Snippets of code and fun.
I have always had a problem doing performance testing (aka load testing). I am quite adept at recording web tests and collecting counters, but I still find it troublesome interpreting the counters that I gather from load tests. The problem is that I need a plan that will produce relevant results with which I can conclude with confidence: "This system is a juggernaught! It can withstand more hits than Google.com." If you are like me and you have trouble planning your load tests, then maybe this post will help you. The following post describes how I like to run my own plan and what conclusions I can make with this plan.
Special thanks goes out to Jeff Dunmall, our co-CEO, whose article "Real-World Load Testing Tips to Avoid Bottlenecks When Your Web App Goes Live" got me to write something more about load testing here, and Randar Puust who uses this plan (and thus now I use it too).

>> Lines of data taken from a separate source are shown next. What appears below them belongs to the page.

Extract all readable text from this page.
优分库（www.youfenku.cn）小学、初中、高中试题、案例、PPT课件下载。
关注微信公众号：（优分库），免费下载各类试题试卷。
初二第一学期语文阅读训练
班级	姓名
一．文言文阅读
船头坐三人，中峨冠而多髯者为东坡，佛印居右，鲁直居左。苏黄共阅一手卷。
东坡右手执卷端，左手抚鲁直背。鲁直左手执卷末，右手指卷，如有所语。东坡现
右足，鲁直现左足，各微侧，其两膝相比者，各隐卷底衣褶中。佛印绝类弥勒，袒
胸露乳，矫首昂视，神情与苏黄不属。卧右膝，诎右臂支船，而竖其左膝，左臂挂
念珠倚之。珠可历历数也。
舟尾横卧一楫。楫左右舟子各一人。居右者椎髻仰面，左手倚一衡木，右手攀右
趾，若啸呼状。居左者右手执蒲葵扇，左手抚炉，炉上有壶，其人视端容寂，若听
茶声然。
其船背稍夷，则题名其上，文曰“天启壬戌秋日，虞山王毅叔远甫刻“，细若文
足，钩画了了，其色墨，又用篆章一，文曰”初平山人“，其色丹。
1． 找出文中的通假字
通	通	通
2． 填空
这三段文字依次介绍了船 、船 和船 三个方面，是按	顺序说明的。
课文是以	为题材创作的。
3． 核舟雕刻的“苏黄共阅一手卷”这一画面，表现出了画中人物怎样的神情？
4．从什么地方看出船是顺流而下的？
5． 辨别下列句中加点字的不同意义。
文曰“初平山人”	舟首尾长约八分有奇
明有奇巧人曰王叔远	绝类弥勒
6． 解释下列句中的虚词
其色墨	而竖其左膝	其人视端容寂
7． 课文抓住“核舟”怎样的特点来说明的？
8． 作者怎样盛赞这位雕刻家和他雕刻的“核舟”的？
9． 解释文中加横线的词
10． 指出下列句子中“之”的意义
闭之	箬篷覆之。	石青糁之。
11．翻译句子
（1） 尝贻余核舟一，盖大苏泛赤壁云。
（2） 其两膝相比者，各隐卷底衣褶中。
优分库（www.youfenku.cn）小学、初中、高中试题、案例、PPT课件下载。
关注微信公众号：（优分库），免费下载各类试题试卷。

There are a number of facets to load testing:
- setting up a load testing rig and setting up your environment in Visual Studio
- recording the web tests
- planning the load tests
- collecting performance counters and figuring out what the recorded result mean
Unless you have a plan, planning the load tests and reading the results will be meaningless. A performance test plan will keep you on track throughout the last two phases mentioned above. The results from a test plan will allow you to determine:
- maximum number of users that can hit the site before it becomes unresponsive
- can the system recover from overload
- are there memory leaks in the code
A performance test plan consists of four types of tests that need to be run in the following order:
1. Performance Tests
2. Load Tests
3. Stress Tests
4. Endurance Tests
These are the benchmark tests. By this point you should have recorded web tests which cover the most-used parts of your web application. Now, you will create a load test that gathers and runs all of the web tests that you have recorded. Run the load test with settings similar to these:
- load: low end of the expected number of users for the system. I like to start with 5 or 10.
- time: 10 minutes
- think time: 5 seconds
- warmup: 30 seconds to 1 minute is more than enough
A load test like this should not stress the web server, it should be low-impact. The goal of this test is for it to be run later on in this plan and be used to compare against (i.e. a benchmark). Collect and save the result counters from the web server and from the client. Web Server counters to collect are: "CPU %", "Used Memory". Client counters to collect are: "Respose time per page", "Number of Requests per second". Other counters you might like to save are "pages that take the longest time to load", "number of errors", "network usage" - these are useful for neat reports that you might want to compile.
The load tests are going to stress the web application and try and find its breaking point. The goal of these test will be to find the lucky number X. This number is the number of users that are concurrently hitting the system and that cause the system to be unresponsive or response times to be unacceptable. For this part of the plan you will need to run a number of load tests. In each case, increase the number of users and collect the counters:
- load: 10 users, 15 users, 20 users, 50 users.... until the response times get too large, or server CPU % gets dangerously high.
- time, think time, warmup: same as for the performance test. Basically we are running the performance test from step 1but with more and more users.
By the end of this step you will know what is the maximum number of users that can hit the system.
Stress tests check that the web application can recover from errors induced by overload.
- load: X + 20% (where X is the magic number from step 2 which causes the system to be unstable)
- time: 1 minute
After this test is run the system should become unresponsive. If it is not unresponsive, then increase the 20%. One way to check if it is unresponsive is to check that response times are suddenly exponentially far worse than the results in step 2 and CPU % usage on the server is close to 100%.
Immediately after this test runs run the performance test from step 1. If the performance test runs fine and the results are comparable to the test that was run at step 1, then your system passes! It can safely recover from overload issues.
The endurance tests are unrelated to the other 3 tests. These tests are run over a long period of time, which causes many users to hit the site. If there are memory leaks, then over the course of this endurance test the free memory on the web server should decrease dramatically.
- load: X - 20% (where X is the magic number from step 2 which causes the system to be unstable). We'll use -(minus) 20% because we don't want to overload the system
- time: 12 hours
Remember to record the "Free" or "Used Memory" on the web server. The goal at the end of this step is to make sure that the memory usage on the web server has not decreased dramatically and thus there are no memory leaks in your code. If that is the case with your results then tip of the hat to you!
At the end of these four types of tests you should have a better idea of where your system stands in terms of load that it can handle. You will know:
- what is the maximum number of users it can handle before performance is unacceptable
- can it recover after an overload
- are there any memory leaks